By Alexandra Reich
As the Ebola epidemic continues in West Africa, Ebola-related anxiety spreads across the United States. While it is natural to empathize with societies dealing with the epidemic, is the paranoia of the average American citizen over contracting the disease valid? So far, there have been only five confirmed Ebola cases in the United States. Although Ebola is deadly, it is not very contagious. Ebola is contracted through coming into physical contact with an infected person’s skin, bodily fluids, or contaminated surfaces. This means that a person is unlikely to contract the disease just by being in the vicinity of an affected individual; direct contact must be made. Ebola shares many early symptoms with the much more common and less dangerous flu, and symptoms can take up to 21 days to appear. It is also noted that a person with no symptoms is not contagious, even if they are carrying the disease. With the sanitary and educational resources that the United States possesses, a severe Ebola outbreak in the United States is highly unlikely.
Nevertheless, American citizens responded to the spread of the disease in West Africa and hints of the disease in the U.S. with disproportionately heightened levels of anxiety, especially after a commercial jet passenger, a healthcare worker, was reported to have contracted Ebola from her Ebola-infected patient. Although she had called the Center for Disease Control and Prevention (CDC) before her flight and reported a fever, the CDC did not prohibit her from flying. As a result, the plane’s passengers were at a slight risk of contracting a disease that is spread through direct contact.
People who suspected they could possibly come into contact with a person who had been on that flight, even if highly unlikely, began to take extreme precautions against exposing themselves to Ebola. Multiple schools with potential connections to the flight carrying the Ebola-infected health care professional were shut down for cleaning. Even a local San Diego community college student recently misinterpreted her flu symptoms as Ebola symptoms, and her class was quarantined as a result. She was later confirmed not to have contracted the disease. Are these measures unnecessary and invoking of public fear, or are these safety precautions necessary in the face of insufficient governmental control of public health? The news of the Ebola-infected person on the plane was a very terrifying, and very tangible, situation. For many U.S. residents, sitting in close quarters with complete strangers is a daily occurrence. Also, even though the CDC claims the risk is low that anyone on the flight contracted Ebola from the nurse, they did acknowledge the possibility, and they are now seeking out the remainder of the plane’s passengers for interview as a precautionary measure, adding to public anxiety.
While these measures of shutting down schools may seem like a drastic and unnecessary precaution, the CDC has proven its incompetence in the past with the handling of the initial AIDS epidemic in the 1980s. In the early years of the AIDS epidemic, the CDC was aware that the disease mostly affected homosexual men and intravenous drug users, and it could be passed from mother to unborn child . These trends suggested, even before the HIV virus was scientifically dissected, that the reoccurring pattern of disease could be transferred by the use of shared needles or by bodily fluids during sexual intercourse. However, the CDC failed to put educational programs in place to help prevent the spread of the disease at this time. Therefore the spread of the AIDS virus in the U.S. was due to the government’s neglect of the situation. Looking at the research and initial treatment of AIDS illustrates the incompetency present in the United States’ public health system. The National Cancer Institute waited nearly two years before organizing research team . It is logical that citizens can’t trust the United States system of public health because of its past failures.
However, the treatments of AIDS are also largely due to societal neglect, in addition to governmental neglect. The majority of the HIV-positive community in the U.S. consists of homosexual men and intravenous drug users (IDUs), many of whom were also racial minorities . Homophobia and racism very likely have a hand in preventing adequate public health and medical care from being available to these populations. A prejudice existed against AIDS as a “self-inflicted” disease that used up medical resources .
The public’s response to AIDS was a lack of toleration, as opposed to the hyper-cautious approach to Ebola.

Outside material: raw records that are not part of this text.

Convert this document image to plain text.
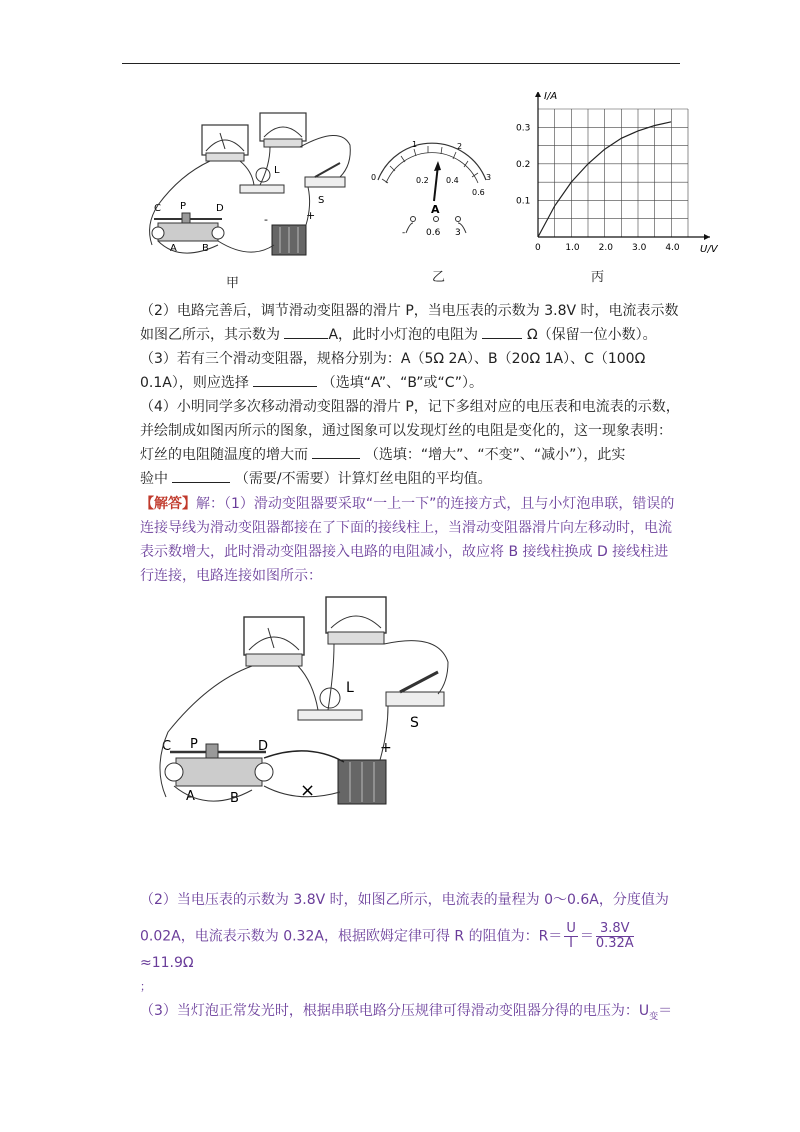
L
S
C P	D
A	B
-	+
甲
0
1	2
3
0.2 0.4
0.6
A
- 0.6 3
乙
0	1.0 2.0 3.0 4.0
0.1
0.2
0.3
I/A
U/V
丙

（2）电路完善后，调节滑动变阻器的滑片 P，当电压表的示数为 3.8V 时，电流表示数

如图乙所示，其示数为	A，此时小灯泡的电阻为	Ω（保留一位小数）。

（3）若有三个滑动变阻器，规格分别为：A（5Ω 2A）、B（20Ω 1A）、C（100Ω

0.1A），则应选择	（选填“A”、“B”或“C”）。

（4）小明同学多次移动滑动变阻器的滑片 P，记下多组对应的电压表和电流表的示数，

并绘制成如图丙所示的图象，通过图象可以发现灯丝的电阻是变化的，这一现象表明：

灯丝的电阻随温度的增大而	（选填：“增大”、“不变”、“减小”），此实

验中	（需要/不需要）计算灯丝电阻的平均值。

【解答】解：（1）滑动变阻器要采取“一上一下”的连接方式，且与小灯泡串联，错误的连接导线为滑动变阻器都接在了下面的接线柱上，当滑动变阻器滑片向左移动时，电流表示数增大，此时滑动变阻器接入电路的电阻减小，故应将 B 接线柱换成 D 接线柱进行连接，电路连接如图所示：

L
S
C P	D
A	B
+
×

（2）当电压表的示数为 3.8V 时，如图乙所示，电流表的量程为 0～0.6A，分度值为

0.02A，电流表示数为 0.32A，根据欧姆定律可得 R 的阻值为：$R= \frac{U}{I} = \frac{3.8V}{0.32A}$
≈11.9Ω

；

（3）当灯泡正常发光时，根据串联电路分压规律可得滑动变阻器分得的电压为：$U_变=$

The difference in response is mainly related to the transmission mechanism of the disease. While HIV, often transmitted sexually or by intravenous drug use, could be blamed on the individual, an Ebola patient could contracted the disease, in the public’s eye, by being in the wrong place at the wrong time. This is why the closing of schools is passed off as a preventative measure and not excessively cautious. The similarities between AIDS and Ebola lie in the failure of governmental public health institutions. To clarify, the CDC handling of AIDS was a complete and total failure, while the CDC’s handing of Ebola, largely successful in containing the disease itself, has been insufficient to maintain a sense of public safety and security. In the face of high levels of public anxiety, the CDC needs to enhance education about Ebola, but more importantly, take the necessary measures to prevent slip-ups such as the Ebola-infected nurse flying on a commercial flight. The nurse’s presence on the plane did not result in the transmission of Ebola, but it did cause the escalation of public panic.
1. Perrow, Charles and Mauro F. Guillén. The Aids Disaster. 1990. pg 3-24.